Britain is going to be hit by the tail-end of three tropical storms currently ravaging the Atlantic – but they won’t hit us anywhere near as hard.
Hurricane Irma is ploughing through Florida today after completely devastating the Caribbean, leaving at least 29 people dead.
Met Office forecasters have confirmed that the UK will be hit with the ‘remnants’ of the hurricanes in the next two months – but have said they will be far, far smaller.
More immediately, however, the country will be blown about by 70mph winds this week, as yellow weather warnings are put in place for Wales, the North and the Midlands.
And heavy rainfall in Mossley, Greater Manchester, has left the streets completely flooded with cars and pedestrians struggling to get through.
Mossley is flooded again.

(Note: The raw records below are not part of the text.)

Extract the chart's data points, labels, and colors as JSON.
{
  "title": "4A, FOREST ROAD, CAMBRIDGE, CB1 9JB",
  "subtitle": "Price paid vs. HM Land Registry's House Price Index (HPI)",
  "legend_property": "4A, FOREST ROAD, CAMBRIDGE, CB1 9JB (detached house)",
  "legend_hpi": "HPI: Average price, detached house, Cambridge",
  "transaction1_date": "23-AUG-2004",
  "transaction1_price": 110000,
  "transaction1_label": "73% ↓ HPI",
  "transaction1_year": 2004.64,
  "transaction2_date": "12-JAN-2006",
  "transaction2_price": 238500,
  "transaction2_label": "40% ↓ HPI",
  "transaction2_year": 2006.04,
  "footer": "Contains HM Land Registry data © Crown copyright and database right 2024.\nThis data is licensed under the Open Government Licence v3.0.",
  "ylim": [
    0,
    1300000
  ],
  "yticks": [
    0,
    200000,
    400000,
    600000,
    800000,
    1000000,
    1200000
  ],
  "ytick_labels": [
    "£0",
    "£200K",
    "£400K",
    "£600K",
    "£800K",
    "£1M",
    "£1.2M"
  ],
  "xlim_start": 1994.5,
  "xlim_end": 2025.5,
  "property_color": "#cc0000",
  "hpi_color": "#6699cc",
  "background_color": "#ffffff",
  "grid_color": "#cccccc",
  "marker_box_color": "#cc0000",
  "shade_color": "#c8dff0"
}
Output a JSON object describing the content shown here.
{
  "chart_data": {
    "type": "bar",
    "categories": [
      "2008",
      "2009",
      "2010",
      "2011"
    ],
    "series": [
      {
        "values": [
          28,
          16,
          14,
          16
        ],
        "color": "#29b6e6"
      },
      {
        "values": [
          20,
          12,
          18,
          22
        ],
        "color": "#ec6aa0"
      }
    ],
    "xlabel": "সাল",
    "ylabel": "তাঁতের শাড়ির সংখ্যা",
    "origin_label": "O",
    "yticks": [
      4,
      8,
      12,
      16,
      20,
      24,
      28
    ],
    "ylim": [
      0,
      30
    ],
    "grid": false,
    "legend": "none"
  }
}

Avoid Micklehurst. pic.twitter.com/G7vv9fUj9g
— Ni2605 (@2605Nicky) September 11, 2017
Oli Claydon from the Met Office told Metro.co.uk: ‘Although we obviously have got a number of hurricanes in the Atlantic area at the moment, they will be weakening significantly. Hurricane Irma, for example, started off as a category 5 hurricane but is already now category 1.
‘It will continue to lose energy, and by the time it gets to us, it will be so far changed from what we are seeing in the US and Caribbean that it will be totally different.
‘We do often get remnants of hurricanes, but they just pass through as normal weather systems.’
Although we’re not going to be hit by a hurricane of epic proportions, we are going to have a generally unpleasant week.
Yellow weather warnings are in place in South Wales today, and in North Wales and the Midlands on Tuesday and Wednesday, warning of windy and wet conditions.
‘There will be strong winds causing generally blustery weather, with winds of around 45mph to 50mph – or even up to 60mph – in Wales today,’ Claydon said.
‘At eight o’clock on Tuesday evening through to 10 o’clock on Wednesday morning, there will be a spot of low pressure pushing eastwards in North Wales and norhtern England, causing gusts of 55mph to 60mph.’
And other parts of the country won’t escape from the wet and windy weather.
‘Winds will be blustery day-to-day, generally easing further west,’ Claydon said. ‘There will be blustery showers today, but it will become a little bit calmer by tomorrow.
‘Tuedsay will see a much dryer and brighter start for many in the east, although there will be a few scattered showers.’
‘But on Tuesday afternoon, thick clouds will start to build up and will bring rainfall to much of the UK. By the evening through to Wednesday, it will be a pretty wet and windy night.
‘As we wake up on Wednesday morning there will be some brightness, with chances of rain and showers.’